Janicot laughed: his traffic was not in souls, he said; and he said also that Florian, for a nobleman, was deplorably the man of business. None the less, Janicot now produced from his pocket a paper upon which the terms of their bargain happened, rather unaccountably, to be neatly written out: and they both signed this paper, with the pens and ink which Florian had not previously noticed to be laid there so close at hand, upon one of the tree-stumps.

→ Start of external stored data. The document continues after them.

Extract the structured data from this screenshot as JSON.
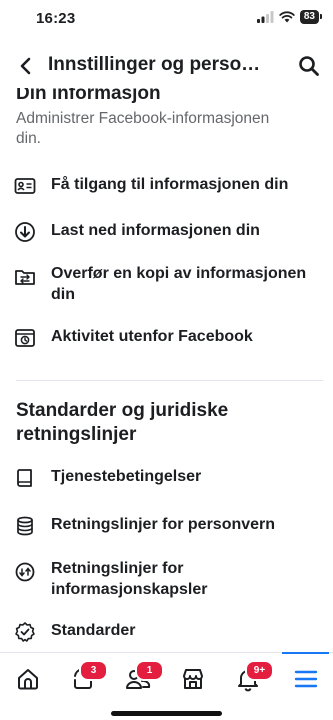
{
  "status": {
    "time": "16:23",
    "battery": "83"
  },
  "header": {
    "title": "Innstillinger og perso…"
  },
  "sections": {
    "info": {
      "title": "Din informasjon",
      "description": "Administrer Facebook-informasjonen din.",
      "items": [
        {
          "label": "Få tilgang til informasjonen din",
          "icon": "id-card-icon"
        },
        {
          "label": "Last ned informasjonen din",
          "icon": "download-icon"
        },
        {
          "label": "Overfør en kopi av informasjonen din",
          "icon": "transfer-icon"
        },
        {
          "label": "Aktivitet utenfor Facebook",
          "icon": "history-icon"
        }
      ]
    },
    "legal": {
      "title": "Standarder og juridiske retningslinjer",
      "items": [
        {
          "label": "Tjenestebetingelser",
          "icon": "book-icon"
        },
        {
          "label": "Retningslinjer for personvern",
          "icon": "database-icon"
        },
        {
          "label": "Retningslinjer for informasjonskapsler",
          "icon": "cookie-icon"
        },
        {
          "label": "Standarder",
          "icon": "badge-check-icon"
        }
      ]
    }
  },
  "tabs": [
    {
      "name": "home",
      "icon": "home-icon",
      "badge": ""
    },
    {
      "name": "watch",
      "icon": "video-icon",
      "badge": "3"
    },
    {
      "name": "friends",
      "icon": "friends-icon",
      "badge": "1"
    },
    {
      "name": "marketplace",
      "icon": "store-icon",
      "badge": ""
    },
    {
      "name": "notifications",
      "icon": "bell-icon",
      "badge": "9+"
    },
    {
      "name": "menu",
      "icon": "menu-icon",
      "badge": ""
    }
  ],
  "colors": {
    "accent": "#1877f2",
    "badge": "#e41e3f",
    "text": "#1c1e21",
    "secondary": "#65676b"
  }
}
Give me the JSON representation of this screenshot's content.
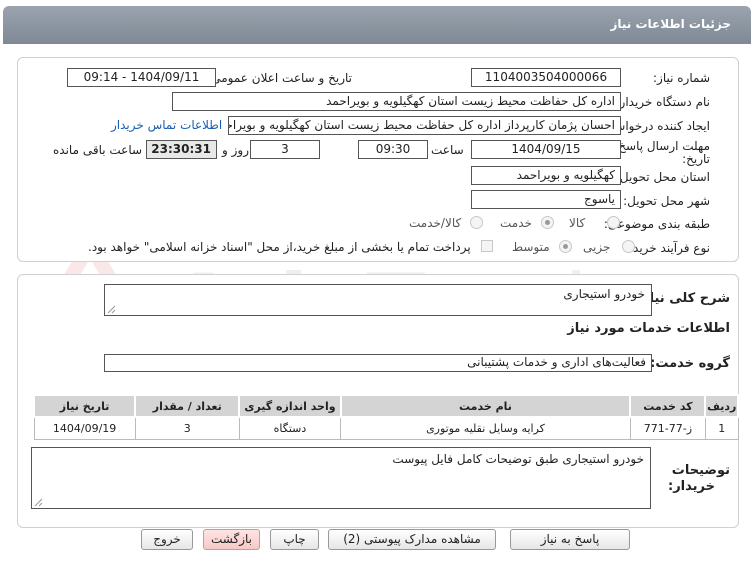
{
  "header": {
    "title": "جزئیات اطلاعات نیاز"
  },
  "form": {
    "need_number_label": "شماره نیاز:",
    "need_number": "1104003504000066",
    "announce_label": "تاریخ و ساعت اعلان عمومی:",
    "announce_value": "1404/09/11 - 09:14",
    "buyer_org_label": "نام دستگاه خریدار:",
    "buyer_org": "اداره کل حفاظت محیط زیست استان کهگیلویه و بویراحمد",
    "requester_label": "ایجاد کننده درخواست:",
    "requester": "احسان پژمان کارپرداز اداره کل حفاظت محیط زیست استان کهگیلویه و بویراحمد",
    "contact_link": "اطلاعات تماس خریدار",
    "deadline_label_1": "مهلت ارسال پاسخ: تا",
    "deadline_label_2": "تاریخ:",
    "deadline_date": "1404/09/15",
    "time_label": "ساعت",
    "deadline_time": "09:30",
    "days_value": "3",
    "days_label": "روز و",
    "remaining_time": "23:30:31",
    "remaining_label": "ساعت باقی مانده",
    "province_label": "استان محل تحویل:",
    "province": "کهگیلویه و بویراحمد",
    "city_label": "شهر محل تحویل:",
    "city": "یاسوج",
    "category_label": "طبقه بندی موضوعی:",
    "category_options": [
      "کالا",
      "خدمت",
      "کالا/خدمت"
    ],
    "category_selected": "خدمت",
    "purchase_type_label": "نوع فرآیند خرید :",
    "purchase_options": [
      "جزیی",
      "متوسط"
    ],
    "purchase_selected": "متوسط",
    "payment_note": "پرداخت تمام یا بخشی از مبلغ خرید،از محل \"اسناد خزانه اسلامی\" خواهد بود."
  },
  "summary": {
    "label": "شرح کلی نیاز:",
    "value": "خودرو استیجاری",
    "services_header": "اطلاعات خدمات مورد نیاز",
    "service_group_label": "گروه خدمت:",
    "service_group": "فعالیت‌های اداری و خدمات پشتیبانی"
  },
  "table": {
    "headers": [
      "ردیف",
      "کد خدمت",
      "نام خدمت",
      "واحد اندازه گیری",
      "تعداد / مقدار",
      "تاریخ نیاز"
    ],
    "rows": [
      [
        "1",
        "ز-77-771",
        "کرایه وسایل نقلیه موتوری",
        "دستگاه",
        "3",
        "1404/09/19"
      ]
    ]
  },
  "buyer_notes": {
    "label_1": "توضیحات",
    "label_2": "خریدار:",
    "value": "خودرو استیجاری طبق توضیحات کامل فایل پیوست"
  },
  "buttons": {
    "reply": "پاسخ به نیاز",
    "attachments": "مشاهده مدارک پیوستی (2)",
    "print": "چاپ",
    "back": "بازگشت",
    "exit": "خروج"
  },
  "watermark": {
    "text": "AriaTender.neT"
  },
  "colors": {
    "header_bg": "#8c96a2",
    "link": "#1a5fb4",
    "pink_button": "#f8c8c8"
  }
}
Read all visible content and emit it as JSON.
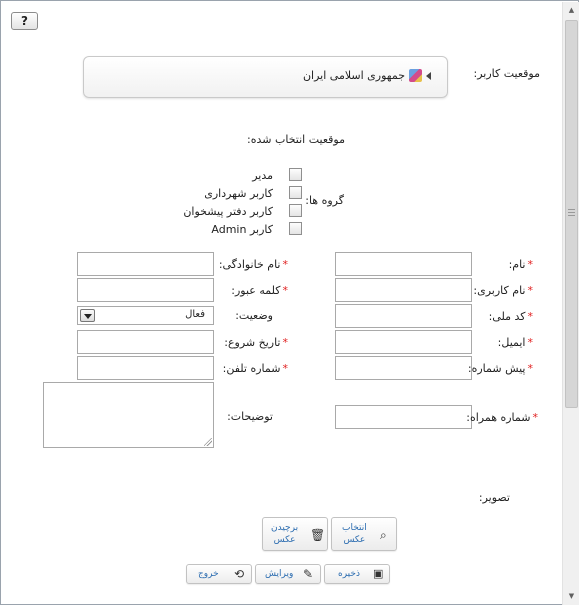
{
  "help_label": "?",
  "location": {
    "label": "موقعیت کاربر:",
    "current": "جمهوری اسلامی ایران",
    "selected_label": "موقعیت انتخاب شده:"
  },
  "groups": {
    "label": "گروه ها:",
    "options": [
      "مدیر",
      "کاربر شهرداری",
      "کاربر دفتر پیشخوان",
      "کاربر Admin"
    ]
  },
  "right_fields": {
    "first_name": "نام:",
    "username": "نام کاربری:",
    "national_code": "کد ملی:",
    "email": "ایمیل:",
    "prefix": "پیش شماره:",
    "mobile": "شماره همراه:"
  },
  "left_fields": {
    "last_name": "نام خانوادگی:",
    "password": "کلمه عبور:",
    "status": "وضعیت:",
    "status_value": "فعال",
    "start_date": "تاریخ شروع:",
    "phone": "شماره تلفن:",
    "description": "توضیحات:"
  },
  "image": {
    "label": "تصویر:",
    "select_line1": "انتخاب",
    "select_line2": "عکس",
    "remove_line1": "برچیدن",
    "remove_line2": "عکس"
  },
  "actions": {
    "save": "ذخیره",
    "edit": "ویرایش",
    "exit": "خروج"
  },
  "required_mark": "*"
}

Then Janicot put up the paper, and remarked: “A thing done has an end. For the rest, these fellows will escort you to Brunbelois.”
“And of what fellows do you speak?” asked Florian.
“Why, those servants of mine just behind you,” replied Janicot.
And Florian, turning, saw in the roadway two very hairy persons in an oxcart, drawn by two brown goats which were as large as oxen; and yet Florian was certain no one of these things had been in that place an instant before. This Janicot, however easy to see through had been his traps for Florian, was beyond doubt efficient.
Florian said: “The liveries of your retainers tend somewhat to the capillary. None the less, I shall be deeply honored, monsieur, to be attended by any servants of your household.”